Maybe Williams backers will point to the system or the receivers or the coordinator or the direction of the wind or the angle of the sun on certain Sundays for explanations as to why their guy took so many sacks last season. But sacks are often a quarterback sack. Bo Nix and Michael Penix almost never took sacks in college, and transferred that ability into the NFL last year. The same goes for Richardson.

Johnson’s 2025 mission will be turning Williams into Jared Goff, or something akin to Goff. Last season Goff took a sack on a minuscule 12 percent of his pressures, second lowest to Patrick Mahomes. Goff, who was elite by every metric from a clean pocket during Johnson’s time in Detroit, had the NFL’s sixth best catchable ball rate when pressured in 2024. If Williams can follow Goff’s lead and take what’s given to him rather than constantly trying to make something out of nothing, he should be far better for real and fantasy football purposes in 2025.
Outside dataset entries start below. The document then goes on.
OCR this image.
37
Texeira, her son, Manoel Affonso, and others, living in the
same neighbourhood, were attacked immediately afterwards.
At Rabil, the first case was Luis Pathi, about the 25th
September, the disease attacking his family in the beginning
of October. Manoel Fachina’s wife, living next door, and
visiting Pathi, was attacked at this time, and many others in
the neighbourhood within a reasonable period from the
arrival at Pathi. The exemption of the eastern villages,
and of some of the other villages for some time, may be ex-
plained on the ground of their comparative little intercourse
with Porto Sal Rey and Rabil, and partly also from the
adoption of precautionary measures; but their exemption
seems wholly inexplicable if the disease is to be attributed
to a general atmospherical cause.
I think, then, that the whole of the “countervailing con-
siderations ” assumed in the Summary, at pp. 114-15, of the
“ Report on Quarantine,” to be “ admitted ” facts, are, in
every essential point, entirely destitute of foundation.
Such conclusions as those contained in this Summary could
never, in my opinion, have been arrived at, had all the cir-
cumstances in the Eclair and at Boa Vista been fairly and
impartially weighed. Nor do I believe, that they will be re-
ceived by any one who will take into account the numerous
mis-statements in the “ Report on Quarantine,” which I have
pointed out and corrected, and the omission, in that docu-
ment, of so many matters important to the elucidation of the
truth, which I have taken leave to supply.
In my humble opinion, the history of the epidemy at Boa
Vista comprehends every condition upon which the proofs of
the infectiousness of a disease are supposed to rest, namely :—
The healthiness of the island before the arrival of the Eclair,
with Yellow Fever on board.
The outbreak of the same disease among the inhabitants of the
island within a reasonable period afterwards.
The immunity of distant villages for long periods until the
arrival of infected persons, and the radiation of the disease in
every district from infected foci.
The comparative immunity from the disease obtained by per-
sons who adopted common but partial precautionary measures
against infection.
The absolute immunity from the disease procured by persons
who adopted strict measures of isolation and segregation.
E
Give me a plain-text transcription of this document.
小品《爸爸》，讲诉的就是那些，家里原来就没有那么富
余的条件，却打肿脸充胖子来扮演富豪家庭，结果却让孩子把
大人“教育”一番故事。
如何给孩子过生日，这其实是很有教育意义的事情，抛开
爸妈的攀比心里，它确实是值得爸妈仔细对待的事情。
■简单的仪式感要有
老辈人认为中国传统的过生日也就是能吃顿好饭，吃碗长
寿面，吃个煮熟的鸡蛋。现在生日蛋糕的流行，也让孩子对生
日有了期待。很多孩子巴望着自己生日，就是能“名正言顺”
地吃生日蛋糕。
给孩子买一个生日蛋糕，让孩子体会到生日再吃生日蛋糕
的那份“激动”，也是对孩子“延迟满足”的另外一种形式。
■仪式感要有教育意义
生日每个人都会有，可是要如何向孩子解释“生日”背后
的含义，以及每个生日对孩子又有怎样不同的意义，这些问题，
Johnson will reportedly give Williams more control over the Chicago offense than he had under Waldron. That includes, according to The Athletic’s Dan Pompei, “authority with protection adjustments that not all QBs have.”

Hopefully it’s the kind of shift that will help Williams operate unharassed from the pocket in 2025. Now the issue is becoming less erratic from an unsullied pocket.